# Finite representations and programming languages Countably inifite

I'm going over some of the pre-requisite math regarding Automata theory, and finite representations.

• If ∑ is a finite alphabet the set of all strings over the alphabet (∑*) is countably infinite.

• The set of all possible languages over an alphabet ∑ is uncountably infinite.

How can the set of languages possible from ∑ be uncountably infinite, yet the possible application of that alphabet to a language be countably infinite?

Can I ask those replying to not use too much complex notation, as I'm not a mathematics wizz.

• Do you understand the difference between countable infinite and uncountable infinite, or is there only one kind of infinite in your mind? Do you have a vague idea of how this distinction came to be (cf. Cantor)? – delnan Mar 4 '14 at 23:43
• Thanks. I kind of get the idea of uncountably infinite. It essentially is a set that cannot be indexed, like a set of real numbers, because say the possible number of incremental steps between say 1.0 and 2.0 is immeasurably infinite. – Andrew S Mar 4 '14 at 23:49
• "Immeasurably infinite" is not a technical term AFAIK (if it is, disregard the following). If by that you mean that there's a (countably or not) infinite number of steps between 1 and 2, then you've fallen into the trap of underestimating infinity. The real number interval [1;2] is indeed uncountable, but the rationals in the same interval are countable, despite there being a (countably) infinite number of them and no discrete steps! – delnan Mar 4 '14 at 23:56

Here is a simpler situation highlighting the difference. The set of finite binary strings is countable. The set of infinite binary strings is uncountable.

Another example: the set of numbers with finite decimal expansion is countable. The set of numbers with infinite decimal expansion is uncountable.
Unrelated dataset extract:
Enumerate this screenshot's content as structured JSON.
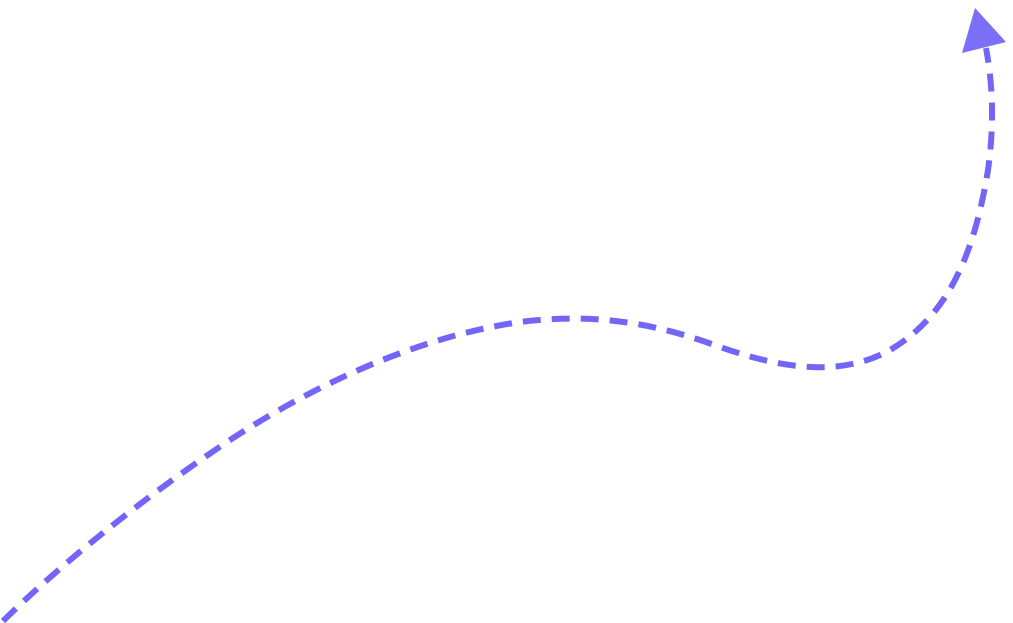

The reason that the number of languages is uncountable is that you have infinitely many choices: for each word, you can decide whether it's in the language or not. That's why it's like that infinite binary string considered above.
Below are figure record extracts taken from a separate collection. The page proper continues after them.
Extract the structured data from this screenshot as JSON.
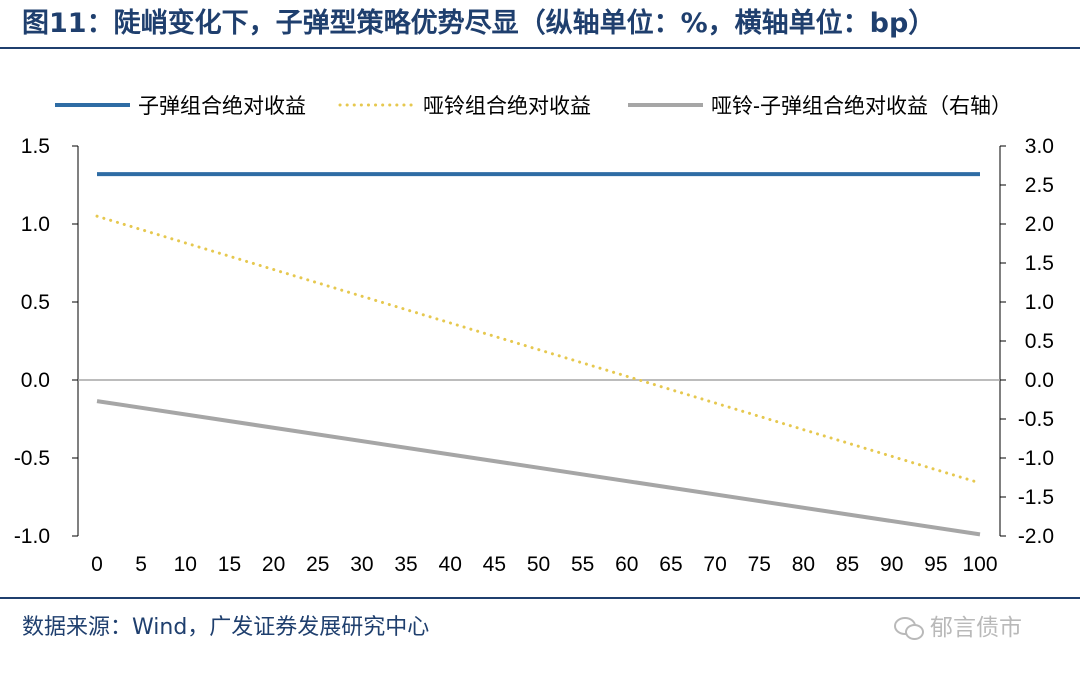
{
  "figure": {
    "title": "图11：陡峭变化下，子弹型策略优势尽显（纵轴单位：%，横轴单位：bp）",
    "source": "数据来源：Wind，广发证券发展研究中心",
    "watermark": "郁言债市",
    "watermark_icon": "wechat-icon"
  },
  "colors": {
    "title": "#1f3f6e",
    "bullet_series": "#2e6ca4",
    "barbell_series": "#e6c84f",
    "diff_series": "#a6a6a6",
    "zero_line": "#a6a6a6"
  },
  "chart_data": {
    "type": "line",
    "x": [
      0,
      100
    ],
    "xticks": [
      "0",
      "5",
      "10",
      "15",
      "20",
      "25",
      "30",
      "35",
      "40",
      "45",
      "50",
      "55",
      "60",
      "65",
      "70",
      "75",
      "80",
      "85",
      "90",
      "95",
      "100"
    ],
    "left_axis": {
      "ylim": [
        -1.0,
        1.5
      ],
      "ticks": [
        "1.5",
        "1.0",
        "0.5",
        "0.0",
        "-0.5",
        "-1.0"
      ],
      "tick_values": [
        1.5,
        1.0,
        0.5,
        0.0,
        -0.5,
        -1.0
      ]
    },
    "right_axis": {
      "ylim": [
        -2.0,
        3.0
      ],
      "ticks": [
        "3.0",
        "2.5",
        "2.0",
        "1.5",
        "1.0",
        "0.5",
        "0.0",
        "-0.5",
        "-1.0",
        "-1.5",
        "-2.0"
      ],
      "tick_values": [
        3.0,
        2.5,
        2.0,
        1.5,
        1.0,
        0.5,
        0.0,
        -0.5,
        -1.0,
        -1.5,
        -2.0
      ]
    },
    "series": [
      {
        "name": "子弹组合绝对收益",
        "axis": "left",
        "style": "solid",
        "x": [
          0,
          100
        ],
        "values": [
          1.32,
          1.32
        ]
      },
      {
        "name": "哑铃组合绝对收益",
        "axis": "left",
        "style": "dotted",
        "x": [
          0,
          100
        ],
        "values": [
          1.05,
          -0.66
        ]
      },
      {
        "name": "哑铃-子弹组合绝对收益（右轴）",
        "axis": "right",
        "style": "solid",
        "x": [
          0,
          100
        ],
        "values": [
          -0.27,
          -1.98
        ]
      }
    ],
    "grid": false,
    "legend_position": "top"
  }
}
• The first two arguments are not convincing, an infinite set of binary strings is countable just infinitely, 0, 1, 10, 11, .....infinity (correctly me if I'm wrong,which I probably am). However, I like your last example. – Andrew S Mar 5 '14 at 1:42
• The set of all finite strings is countable - that's 0, 1, 10, 11, ... The set of all infinite strings is uncountable. You can't even write any of them, since they're all infinite. Examples can be $0^\omega$ (infinitely many zeroes), $(01)^{\omega}$ (a repeating pattern), $1010^210^310^410^5\dots$ (a non-repeating pattern), and many, many more. Uncountably more. More than you can describe. – Yuval Filmus Mar 5 '14 at 1:52
• @AndrewS, you are considering finite binary strings. Check out Cantor's diagonal argument to see the crucial difference. – vonbrand Mar 5 '14 at 1:53
• Thanks so much folks I'll now sleep tonight (well a little bit). – Andrew S Mar 5 '14 at 2:06
• I don't think this answer provides a valuable intuition. 1) There are non-trivial countable sets of infinite strings, e.g. represented by Turing machines or Büchi automata. 2) The rational numbers contain such that have infinite decimal expansions, yet the set is countable. 3) The property of "having infinitely many choices" is too vague to be useful. – Raphael Mar 5 '14 at 7:14

Questions of the form "how can" are always hard to answer as they ask for intuition. The intuition here is: uncountable means "too many" in way. Why are there "much more" objects of one kind than of the other kind? Well, they just are.

Make sure you understand the facts.

1. Given a finite set $$\Sigma$$, construct the bijection to $$\mathbb{N}$$ for the set of all (finite) strings over $$\Sigma^*$$.

Hint: $$\Sigma^n$$ is finite, so combining a generalised numbering of $$\Sigma^n$$ with $$n$$ should work.\

2. Show that the set of all tuples of naturals, i.e. $$\mathbb{N}^+ = \bigcup_{i \geq 1} \mathbb{N}^i$$, is countable.

Hint: Construct the bijection for $$\mathbb{N}^i$$ first (cf. Cantor) and combine those, again using $$i$$.

3. Show that the power set of $$\mathbb{N}$$, i.e. $$2^{\mathbb{N}}$$, is uncountable.

Hint: Use diagonalisation.

If you have done this, you have all the tools to show for instance that

• all algorithmic (or, more generally, finitely represented) concepts are countable but
• the set of all functions over naturals or reals or ... is uncountable.